Despite a new U.S. intelligence community assessment that the Syrian regime likely used chemical weapons on its own people, the White House is still waiting for more evidence before deciding whether Bashar al-Assad has crossed President Barack Obama's "red line."
The White House scrambled Thursday to set up a conference call with reporters following Thursday morning's news that the U.S. intelligence community has concluded with varying levels of confidence that there has been small-scale use of sarin, a deadly nerve gas, inside Syria, most likely by the Syrian regime. Secretary of State John Kerry told lawmakers Thursday that the assessment referenced two instances of chemical weapons use in Syria.
A senior White House official said on the conference call that the intelligence community's assessment was not enough to determine that President Obama's red line regarding U.S. intervention in Syria has been crossed.

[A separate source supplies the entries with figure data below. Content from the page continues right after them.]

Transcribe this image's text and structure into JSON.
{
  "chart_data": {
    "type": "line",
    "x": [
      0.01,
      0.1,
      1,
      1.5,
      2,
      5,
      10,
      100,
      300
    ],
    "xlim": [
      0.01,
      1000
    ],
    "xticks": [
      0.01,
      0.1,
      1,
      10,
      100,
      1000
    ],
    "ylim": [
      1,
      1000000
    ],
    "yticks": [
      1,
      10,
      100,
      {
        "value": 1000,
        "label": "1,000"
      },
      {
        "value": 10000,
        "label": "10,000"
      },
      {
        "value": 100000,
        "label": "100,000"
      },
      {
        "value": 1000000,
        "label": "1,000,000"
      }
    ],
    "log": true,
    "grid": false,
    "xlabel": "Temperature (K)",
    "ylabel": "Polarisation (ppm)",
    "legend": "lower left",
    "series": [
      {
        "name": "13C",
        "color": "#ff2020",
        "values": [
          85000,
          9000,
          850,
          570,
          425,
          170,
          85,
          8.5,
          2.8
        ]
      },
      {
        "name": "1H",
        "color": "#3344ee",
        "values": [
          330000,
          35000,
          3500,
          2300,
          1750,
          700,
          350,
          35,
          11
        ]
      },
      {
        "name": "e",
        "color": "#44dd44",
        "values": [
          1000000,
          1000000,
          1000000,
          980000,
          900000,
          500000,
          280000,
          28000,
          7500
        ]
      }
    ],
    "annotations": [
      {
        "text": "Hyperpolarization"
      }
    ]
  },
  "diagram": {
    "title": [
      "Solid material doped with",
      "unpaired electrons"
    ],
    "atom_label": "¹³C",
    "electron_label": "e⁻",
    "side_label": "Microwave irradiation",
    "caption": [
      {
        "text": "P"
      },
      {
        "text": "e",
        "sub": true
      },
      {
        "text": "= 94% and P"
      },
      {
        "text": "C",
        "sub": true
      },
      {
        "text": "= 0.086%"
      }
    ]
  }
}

"We are continuing to do further work to establish a definitive judgment as to whether or not the red line has been crossed and to inform our decision-making about what to do next," the official said. "If we reach a definitive determination that this red line has been crossed, based on credible, corroborated information, what we will be doing is consulting closely with our friends and allies and the international community more broadly, as well as the Syrian opposition, to determine what the best course of action is."
The official indirectly referenced the flawed intelligence assessments about Saddam Hussein's programs of weapons of mass destruction in the lead up to the Iraq war as justification for caution.
"I'd say that given our own history with intelligence assessments, including intelligence assessments related to weapons of mass destruction, it's very important that we are able to establish this with certainty and that we are able to present information that is airtight in a public and credible fashion to underpin all of our decision-making. That is, I think, the threshold that is demanded given how serious this issue is," the official said. "But again, I think nobody should have any mistake about what our red line is... It is absolutely the case that the president's red line is the use of chemical weapons or the transfer of chemical weapons to terrorist groups."
The Obama administration is keeping all options on the table, but the official declined to say what options might be considered if and when it is confirmed that the president's red line has been crossed. The official also declined to identify the locations or dates of the two alleged uses of chemical weapons in Syria, but acknowledged that a March incident in Aleppo had spurred the United States to press for a fuller investigation.
"We will constantly have prepared contingency planning for different scenarios within Syria," the official said. "What the Assad regime needs to know is that we are watching this incredibly closely."
The White House's conclusion that not enough evidence exists to confirm that the Syrian regime has crossed Obama's red line was contradicted Thursday by Democratic Sen. Dianne Feinstein (D-CA), the chairwoman of the Senate Select Committee on Intelligence.
"It is clear that ‘red lines' have been crossed and action must be taken to prevent larger scale use," she said in a statement. "Syria has the ability to kill tens of thousands with its chemical weapons. The world must come together to prevent this by unified action which results in the secure containment of Syria's significant stockpile of chemical weapons."
The original announcement about the new intelligence community assessment on Syrian chemical weapons came in statements Thursday from Defense Secretary Chuck Hagel and in a letter from the White House to several senators delivered Thursday morning during an otherwise classified briefing.
"Our intelligence community does asses with varying degrees of confidence that the Syrian regime has used chemical weapons on a small scale in Syria, specifically the chemical agent Sarin," Miguel Rodriguez, the director of the White House office of legislative affairs, wrote in the letter.